Des manifestations jusque-là largement pacifiques

  • "Il n'y a pas d'émeutiers violents, juste de la tyrannie", pouvait-on lire sur une banderole. "La Chine n'est pas Hong Kong", proclamait un message relayé par l'AFP. La police antiémeute a finalement repris le contrôle du Parlement peu après minuit. Cet assaut du parlement rompt avec le caractère jusque-là largement pacifique des manifestations déclenchées par le projet de loi sur les extraditions.

Il faut dire que lundi était un jour hautement symbolique. Dans l'après-midi, un vaste cortège de dizaines de milliers de manifestants s'était déployé dans le centre-ville pour marquer la date anniversaire de la rétrocession de l'ancienne colonie britannique à la Chine en 1997.

Dans la matinée, des petites groupes de manifestants pro-démocratie qui avaient entravé la circulation avec des barrières de plastique et de métal avaient été chargés par la police.

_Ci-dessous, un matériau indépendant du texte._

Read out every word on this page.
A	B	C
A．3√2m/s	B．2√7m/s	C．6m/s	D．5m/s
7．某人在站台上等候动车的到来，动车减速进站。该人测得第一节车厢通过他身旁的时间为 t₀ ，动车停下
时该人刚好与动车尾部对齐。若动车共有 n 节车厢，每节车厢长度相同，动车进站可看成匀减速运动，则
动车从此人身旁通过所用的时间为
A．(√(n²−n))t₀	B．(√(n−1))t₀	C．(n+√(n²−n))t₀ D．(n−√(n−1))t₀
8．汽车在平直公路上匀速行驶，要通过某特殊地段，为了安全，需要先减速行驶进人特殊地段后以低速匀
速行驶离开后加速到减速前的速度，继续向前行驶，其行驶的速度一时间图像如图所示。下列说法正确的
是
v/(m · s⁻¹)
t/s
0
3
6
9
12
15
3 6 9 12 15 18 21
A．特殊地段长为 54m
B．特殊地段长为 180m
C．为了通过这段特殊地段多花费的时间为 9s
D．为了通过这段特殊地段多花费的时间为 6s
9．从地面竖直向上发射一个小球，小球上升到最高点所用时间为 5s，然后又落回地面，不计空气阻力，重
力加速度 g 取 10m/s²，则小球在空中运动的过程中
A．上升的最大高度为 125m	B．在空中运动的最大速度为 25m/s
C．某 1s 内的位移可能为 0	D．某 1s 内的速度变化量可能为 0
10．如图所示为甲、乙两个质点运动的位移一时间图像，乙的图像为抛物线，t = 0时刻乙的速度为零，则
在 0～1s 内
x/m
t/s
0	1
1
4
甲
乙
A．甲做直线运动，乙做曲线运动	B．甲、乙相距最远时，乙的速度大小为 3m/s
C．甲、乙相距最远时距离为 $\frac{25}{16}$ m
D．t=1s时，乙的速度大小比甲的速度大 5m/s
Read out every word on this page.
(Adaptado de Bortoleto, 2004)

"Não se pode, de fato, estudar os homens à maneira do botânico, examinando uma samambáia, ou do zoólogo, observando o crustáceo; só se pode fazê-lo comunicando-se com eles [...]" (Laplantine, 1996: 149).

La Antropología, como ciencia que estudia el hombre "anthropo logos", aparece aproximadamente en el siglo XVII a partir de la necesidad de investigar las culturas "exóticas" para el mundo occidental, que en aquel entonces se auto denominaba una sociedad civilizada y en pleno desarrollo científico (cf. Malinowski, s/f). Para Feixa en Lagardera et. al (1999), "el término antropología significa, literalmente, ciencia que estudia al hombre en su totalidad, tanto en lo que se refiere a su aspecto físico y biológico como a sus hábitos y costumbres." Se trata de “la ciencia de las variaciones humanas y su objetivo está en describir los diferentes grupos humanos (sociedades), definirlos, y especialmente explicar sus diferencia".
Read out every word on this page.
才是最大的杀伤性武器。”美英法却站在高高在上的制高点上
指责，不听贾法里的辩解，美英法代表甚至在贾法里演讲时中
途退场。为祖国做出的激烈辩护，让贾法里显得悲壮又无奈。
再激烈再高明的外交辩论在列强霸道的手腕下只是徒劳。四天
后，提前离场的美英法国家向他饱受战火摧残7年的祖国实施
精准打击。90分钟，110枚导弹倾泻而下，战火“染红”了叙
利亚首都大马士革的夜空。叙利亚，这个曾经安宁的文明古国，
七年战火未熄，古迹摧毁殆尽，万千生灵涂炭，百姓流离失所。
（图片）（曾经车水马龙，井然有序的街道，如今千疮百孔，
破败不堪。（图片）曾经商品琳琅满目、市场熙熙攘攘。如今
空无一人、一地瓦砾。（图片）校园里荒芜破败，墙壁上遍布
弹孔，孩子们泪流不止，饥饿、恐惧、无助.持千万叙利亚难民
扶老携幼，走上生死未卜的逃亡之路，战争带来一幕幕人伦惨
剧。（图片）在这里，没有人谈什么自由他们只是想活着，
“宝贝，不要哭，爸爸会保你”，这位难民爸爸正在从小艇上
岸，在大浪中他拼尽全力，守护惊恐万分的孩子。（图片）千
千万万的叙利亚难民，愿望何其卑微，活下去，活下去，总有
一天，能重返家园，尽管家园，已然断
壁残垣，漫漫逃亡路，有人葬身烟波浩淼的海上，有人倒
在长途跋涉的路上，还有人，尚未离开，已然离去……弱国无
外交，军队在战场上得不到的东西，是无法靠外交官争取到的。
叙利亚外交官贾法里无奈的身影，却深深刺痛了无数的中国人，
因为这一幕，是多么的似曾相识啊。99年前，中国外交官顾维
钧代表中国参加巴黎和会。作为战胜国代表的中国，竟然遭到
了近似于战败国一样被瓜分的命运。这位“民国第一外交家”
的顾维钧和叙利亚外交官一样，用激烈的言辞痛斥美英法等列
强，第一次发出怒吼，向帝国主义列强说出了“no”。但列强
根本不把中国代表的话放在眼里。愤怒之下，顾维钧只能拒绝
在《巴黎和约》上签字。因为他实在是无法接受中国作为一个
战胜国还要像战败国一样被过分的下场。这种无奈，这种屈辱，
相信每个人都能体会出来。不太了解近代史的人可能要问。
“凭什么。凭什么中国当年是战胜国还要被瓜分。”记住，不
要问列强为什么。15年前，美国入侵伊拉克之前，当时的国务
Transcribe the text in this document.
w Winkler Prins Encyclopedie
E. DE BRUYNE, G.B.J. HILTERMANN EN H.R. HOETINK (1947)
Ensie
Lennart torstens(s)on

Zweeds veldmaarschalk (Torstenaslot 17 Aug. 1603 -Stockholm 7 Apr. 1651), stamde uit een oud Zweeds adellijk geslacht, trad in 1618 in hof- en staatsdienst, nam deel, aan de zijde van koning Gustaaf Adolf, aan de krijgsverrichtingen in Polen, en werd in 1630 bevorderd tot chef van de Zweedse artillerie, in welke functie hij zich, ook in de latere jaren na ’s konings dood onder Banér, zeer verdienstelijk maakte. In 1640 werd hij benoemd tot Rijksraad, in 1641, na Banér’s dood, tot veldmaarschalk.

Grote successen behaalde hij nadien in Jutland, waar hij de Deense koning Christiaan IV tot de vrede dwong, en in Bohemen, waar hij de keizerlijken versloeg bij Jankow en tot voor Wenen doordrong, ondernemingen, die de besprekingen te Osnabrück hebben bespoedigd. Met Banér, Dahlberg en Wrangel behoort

A coups de bâtons et de gaz lacrymogène, les policiers les avaient empêchés d'occuper une avenue, peu avant une cérémonie du drapeau prévue sur le front de mer. 

Contre quoi protestent-ils? 

Depuis des mois, une bonne partie des sept millions de Hongkongais sont vent debout contre un texte qui permettrait les extraditions vers la Chine. L'ex-colonie britannique est le théâtre de manifestations monstres depuis plusieurs semaines. Et la violence de la riposte policière lors de l'une d'elles a poussé les autorités de la ville à suspendre l'examen du texte controversé.

Mais les Hongkongais s'inquiètent d'une érosion de leurs libertés par Pékin et veulent l'abandon pur et simple d'un projet de loi qui porte selon eux atteinte au principe "Un pays, deux systèmes", qui avait présidé à la rétrocession en 1997 de l'ancienne colonie à la Chine.

Aux termes de cet accord, le territoire bénéficie de libertés inconnues dans le reste de la Chine, en théorie jusqu'en 2047. A chaque anniversaire du retour de Hong Kong dans le giron chinois, les démocrates organisent une manifestation pour mettre en avant leurs exigences, dont l'élection du chef de l'exécutif au suffrage universel.

En résumé, les manifestants exigent le retrait définitif du projet de loi, la démission de la dirigeante Carrie Lam ainsi que la fin des poursuites contre les protestataires arrêtés.

Ces dernières années, les foules ont été immenses. En 2014, l'élan pour la démocratie avait donné lieu à un vaste mouvement d'occupation, la "révolte des parapluies". Mais sans arracher la moindre concession à Pékin. Leur figure de proue, Joshua Wong, est sorti de prison il y a tout juste 15 jours.